The Best American Nonrequired Reading 2007 (The Best American Series ®)
Mariner Books, 2007
384 pp., $22.95
Reviewed by Kristen Scharold
Optional by Necessity
Dave Eggers revels in presumptuous and multilayered titles. In A Heartbreaking Work of Staggering Genius, the book that put him on the literary map, Eggers' seemingly arrogant self-consciousness is quickly revealed to embody a painfully humble rawness. In the Nonrequired Reading series, with one brush of the title, Eggers divides "reading"—which for most people is always nonrequired—into "nonrequired" and "required," thereby redefining the terms and modulating the canon.
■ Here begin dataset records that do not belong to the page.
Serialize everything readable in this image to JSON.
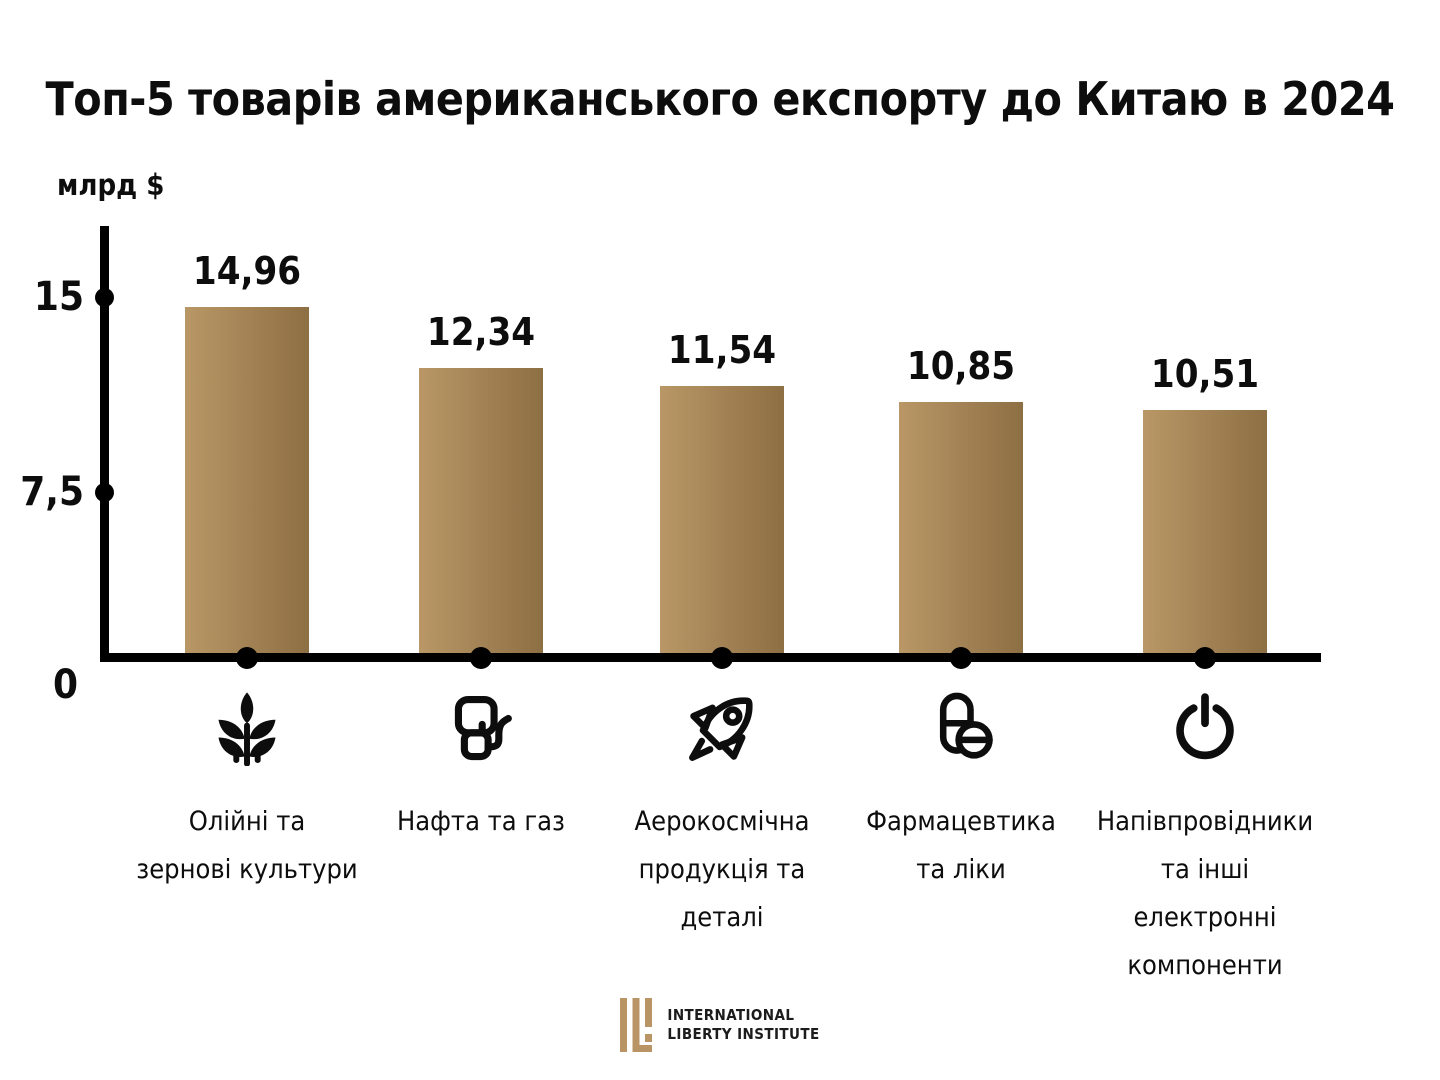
{
  "title": "Топ-5 товарів американського експорту до Китаю в 2024",
  "chart_data": {
    "type": "bar",
    "title": "Топ-5 товарів американського експорту до Китаю в 2024",
    "ylabel": "млрд $",
    "ylim": [
      0,
      15
    ],
    "yticks": [
      15,
      7.5,
      0
    ],
    "ytick_labels": [
      "15",
      "7,5",
      "0"
    ],
    "grid": false,
    "legend": "none",
    "categories": [
      "Олійні та зернові культури",
      "Нафта та газ",
      "Аерокосмічна продукція та деталі",
      "Фармацевтика та ліки",
      "Напівпровідники та інші електронні компоненти"
    ],
    "category_lines": [
      "Олійні та\nзернові культури",
      "Нафта та газ",
      "Аерокосмічна\nпродукція та\nдеталі",
      "Фармацевтика\nта ліки",
      "Напівпровідники\nта інші\nелектронні\nкомпоненти"
    ],
    "values": [
      14.96,
      12.34,
      11.54,
      10.85,
      10.51
    ],
    "display_values": [
      "14,96",
      "12,34",
      "11,54",
      "10,85",
      "10,51"
    ],
    "icons": [
      "wheat-icon",
      "fuel-pump-icon",
      "rocket-icon",
      "pills-icon",
      "power-icon"
    ],
    "bar_color_left": "#b99766",
    "bar_color_right": "#8d6f44",
    "axis_color": "#000000",
    "text_color": "#0d0d0d"
  },
  "footer": {
    "org_line1": "International",
    "org_line2": "Liberty Institute",
    "logo_gold": "#b99464"
  }
}
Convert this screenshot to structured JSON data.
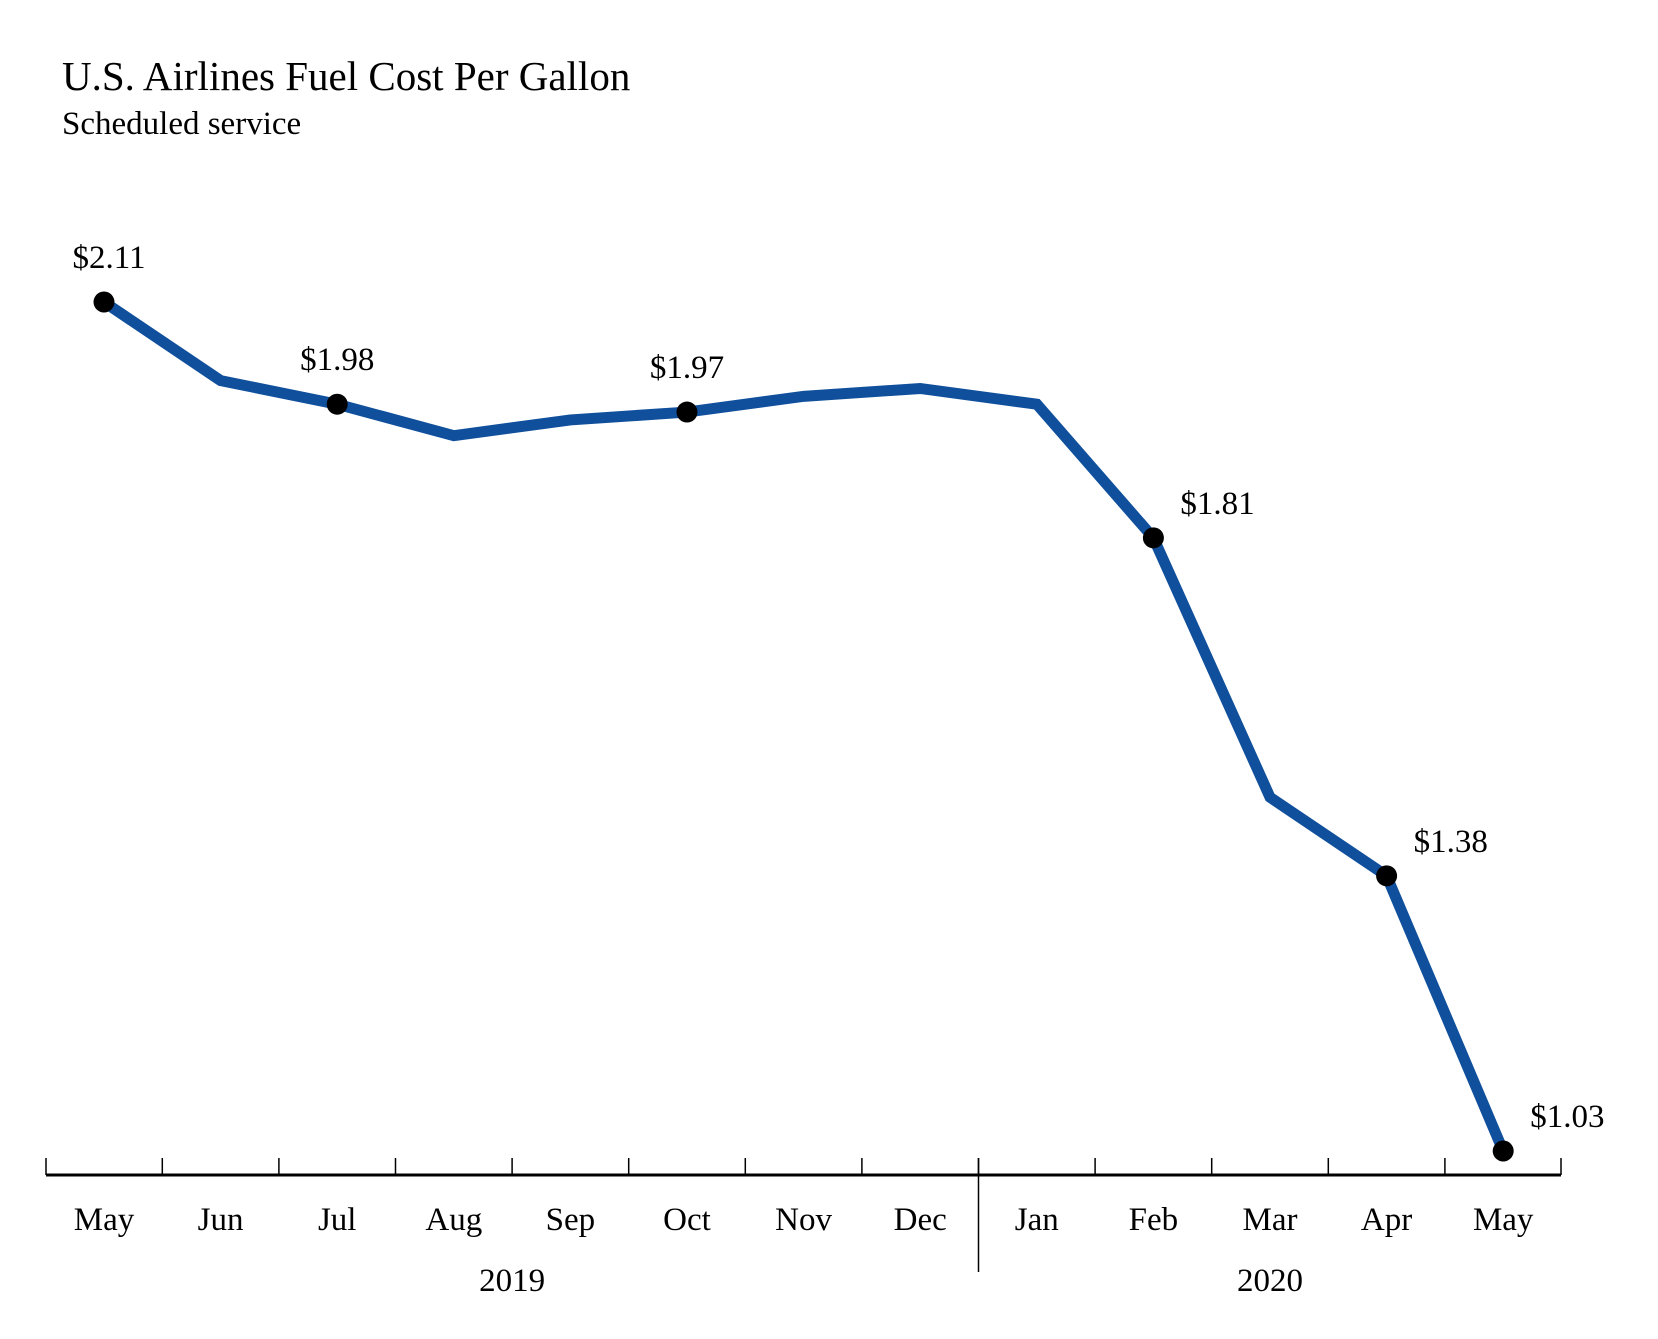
{
  "chart_data": {
    "type": "line",
    "title": "U.S. Airlines Fuel Cost Per Gallon",
    "subtitle": "Scheduled service",
    "xlabel": "",
    "ylabel": "",
    "categories": [
      "May",
      "Jun",
      "Jul",
      "Aug",
      "Sep",
      "Oct",
      "Nov",
      "Dec",
      "Jan",
      "Feb",
      "Mar",
      "Apr",
      "May"
    ],
    "year_groups": [
      {
        "label": "2019",
        "start": 0,
        "end": 7
      },
      {
        "label": "2020",
        "start": 8,
        "end": 12
      }
    ],
    "series": [
      {
        "name": "Fuel cost per gallon",
        "color": "#0f4f9c",
        "values": [
          2.11,
          2.01,
          1.98,
          1.94,
          1.96,
          1.97,
          1.99,
          2.0,
          1.98,
          1.81,
          1.48,
          1.38,
          1.03
        ]
      }
    ],
    "labeled_points": [
      {
        "index": 0,
        "label": "$2.11",
        "position": "above"
      },
      {
        "index": 2,
        "label": "$1.98",
        "position": "above"
      },
      {
        "index": 5,
        "label": "$1.97",
        "position": "above"
      },
      {
        "index": 9,
        "label": "$1.81",
        "position": "above-right"
      },
      {
        "index": 11,
        "label": "$1.38",
        "position": "above-right"
      },
      {
        "index": 12,
        "label": "$1.03",
        "position": "above-right"
      }
    ],
    "ylim": [
      1.03,
      2.11
    ],
    "grid": false,
    "legend": "none"
  }
}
A first reading of Nonrequired Reading 2007 suggests that no one is more qualified than Eggers to compile an exceptional collection of writings, slap the term "nonrequired" onto them—thus slapping the literary canon (i.e., required reading) in the face—and in the end make a grand contribution to contemporary literature. With the help of eleven high school students from his San Francisco writing center, Eggers has made the nonrequired required by making it nonrequired. With his tongue in his cheek, he rolls around a set of short blurbs, short stories, and short thingamabobs, including new words, personals from the around the world, six-word memoirs, creationist explanations for the world's natural wonders, failed TV pilots, and a commencement speech by Conan O'Brien, not to mention several short stories and the best names of horses expected to have undistinguished careers. It is a profusion of brilliance under the alias of clutter.
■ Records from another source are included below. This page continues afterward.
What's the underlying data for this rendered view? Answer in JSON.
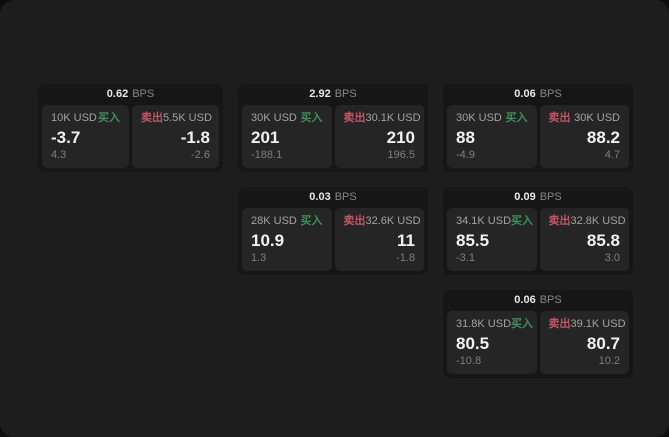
{
  "colors": {
    "buy_green": "#3f8f5b",
    "sell_red": "#c25568",
    "window_bg": "#1d1d1d",
    "card_bg": "#161616",
    "panel_bg": "#252525"
  },
  "labels": {
    "bps_unit": "BPS",
    "buy": "买入",
    "sell": "卖出"
  },
  "cards": [
    {
      "bps_value": "0.62",
      "buy": {
        "amount": "10K USD",
        "value": "-3.7",
        "sub_value": "4.3"
      },
      "sell": {
        "amount": "5.5K USD",
        "value": "-1.8",
        "sub_value": "-2.6"
      }
    },
    {
      "bps_value": "2.92",
      "buy": {
        "amount": "30K USD",
        "value": "201",
        "sub_value": "-188.1"
      },
      "sell": {
        "amount": "30.1K USD",
        "value": "210",
        "sub_value": "196.5"
      }
    },
    {
      "bps_value": "0.06",
      "buy": {
        "amount": "30K USD",
        "value": "88",
        "sub_value": "-4.9"
      },
      "sell": {
        "amount": "30K USD",
        "value": "88.2",
        "sub_value": "4.7"
      }
    },
    {
      "bps_value": "0.03",
      "buy": {
        "amount": "28K USD",
        "value": "10.9",
        "sub_value": "1.3"
      },
      "sell": {
        "amount": "32.6K USD",
        "value": "11",
        "sub_value": "-1.8"
      }
    },
    {
      "bps_value": "0.09",
      "buy": {
        "amount": "34.1K USD",
        "value": "85.5",
        "sub_value": "-3.1"
      },
      "sell": {
        "amount": "32.8K USD",
        "value": "85.8",
        "sub_value": "3.0"
      }
    },
    {
      "bps_value": "0.06",
      "buy": {
        "amount": "31.8K USD",
        "value": "80.5",
        "sub_value": "-10.8"
      },
      "sell": {
        "amount": "39.1K USD",
        "value": "80.7",
        "sub_value": "10.2"
      }
    }
  ]
}
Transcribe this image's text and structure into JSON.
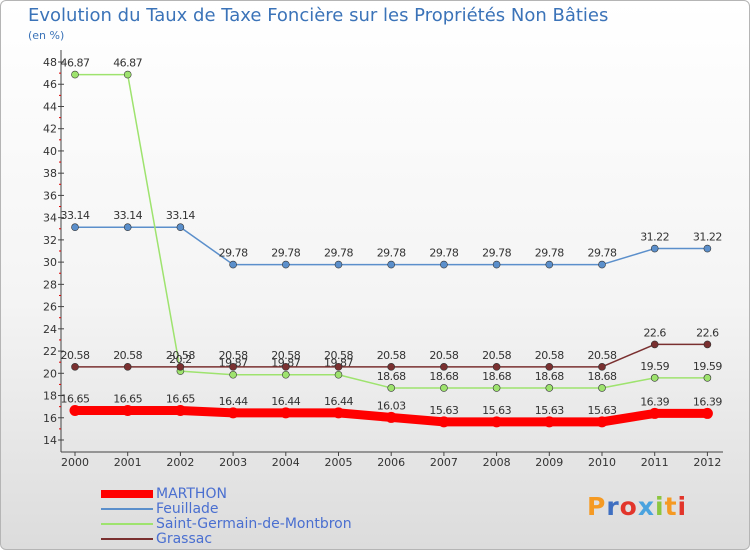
{
  "chart_data": {
    "type": "line",
    "title": "Evolution du Taux de Taxe Foncière sur les Propriétés Non Bâties",
    "unit_label": "(en %)",
    "xlabel": "",
    "ylabel": "",
    "x": [
      "2000",
      "2001",
      "2002",
      "2003",
      "2004",
      "2005",
      "2006",
      "2007",
      "2008",
      "2009",
      "2010",
      "2011",
      "2012"
    ],
    "ylim": [
      14,
      48
    ],
    "yticks": [
      "14",
      "16",
      "18",
      "20",
      "22",
      "24",
      "26",
      "28",
      "30",
      "32",
      "34",
      "36",
      "38",
      "40",
      "42",
      "44",
      "46",
      "48"
    ],
    "grid": false,
    "series": [
      {
        "name": "MARTHON",
        "color": "#ff0000",
        "values": [
          16.65,
          16.65,
          16.65,
          16.44,
          16.44,
          16.44,
          16.03,
          15.63,
          15.63,
          15.63,
          15.63,
          16.39,
          16.39
        ],
        "labels": [
          "16.65",
          "16.65",
          "16.65",
          "16.44",
          "16.44",
          "16.44",
          "16.03",
          "15.63",
          "15.63",
          "15.63",
          "15.63",
          "16.39",
          "16.39"
        ]
      },
      {
        "name": "Feuillade",
        "color": "#5b8fcb",
        "values": [
          33.14,
          33.14,
          33.14,
          29.78,
          29.78,
          29.78,
          29.78,
          29.78,
          29.78,
          29.78,
          29.78,
          31.22,
          31.22
        ],
        "labels": [
          "33.14",
          "33.14",
          "33.14",
          "29.78",
          "29.78",
          "29.78",
          "29.78",
          "29.78",
          "29.78",
          "29.78",
          "29.78",
          "31.22",
          "31.22"
        ]
      },
      {
        "name": "Saint-Germain-de-Montbron",
        "color": "#9ee36e",
        "values": [
          46.87,
          46.87,
          20.2,
          19.87,
          19.87,
          19.87,
          18.68,
          18.68,
          18.68,
          18.68,
          18.68,
          19.59,
          19.59
        ],
        "labels": [
          "46.87",
          "46.87",
          "20.2",
          "19.87",
          "19.87",
          "19.87",
          "18.68",
          "18.68",
          "18.68",
          "18.68",
          "18.68",
          "19.59",
          "19.59"
        ]
      },
      {
        "name": "Grassac",
        "color": "#7a3030",
        "values": [
          20.58,
          20.58,
          20.58,
          20.58,
          20.58,
          20.58,
          20.58,
          20.58,
          20.58,
          20.58,
          20.58,
          22.6,
          22.6
        ],
        "labels": [
          "20.58",
          "20.58",
          "20.58",
          "20.58",
          "20.58",
          "20.58",
          "20.58",
          "20.58",
          "20.58",
          "20.58",
          "20.58",
          "22.6",
          "22.6"
        ]
      }
    ]
  },
  "logo": {
    "text": "Proxiti",
    "colors": [
      "#f59a23",
      "#3f6fc1",
      "#e2352b",
      "#4aa3df",
      "#8cc63f",
      "#f59a23",
      "#e2352b"
    ]
  }
}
Nonrequired 2007 defines the upcoming generation of America by being as indefinable as the culture it represents. It explains America's state of mind by attempting no explanation whatsoever. It is the perfect postmodern study of postmodernism because it haphazardly employs an eclectic symposium of wit, humor, social awareness, pain, creativity, and ______ (fill in the blank with whatever you want) to do nothing but entertain while accidentally arranging meaning. To be this essential to this age, it had to be optional.
Some readers will pick up this collection just for the introduction by acclaimed indie artist Sufjan Stevens. Those who do so will be rewarded. Entitled "How I Trumped Rudolph Steiner and Overcame the Tribulations of Illiteracy, One Snickers Bar at a Time," Stevens' short essay far exceeds the rather perfunctory gestures of the typical celebrity intro. Stevens recounts his passage from a textually challenged, finger-knitting second grader in the Waldorf system to a third grader deciphering Edward Gibbon's The Decline and Fall and the Roman Empire. How did he conquer Rudolph Steiner? He transferred from the nonrequired reading curriculum of the Waldorf system to the public schools, where literacy was forced upon him. As Stevens puts it, "I only needed the brash brainwashing of civilization, a crash course in modern society, capitalism, free enterprise, pop culture, Mickey Mouse, the Hardy Boys, Ronald McDonald. I needed the chlorinated conditioning of the modern world, with its pageantry of products, its multimedia of stimulation—television, TV guide, Little Debbie, Garfield, Peanuts, Cocoa Puffs."
When you put this book down, you will know that the literary canon has been broadened—not just beyond the standards of traditionalists, but every bit as much beyond the approved reading lists of socially conscious reformers. And you may be prompted to go out and find some nonrequired reading on your own.
Kristen Scharold is an assistant editor at Christianity Today International.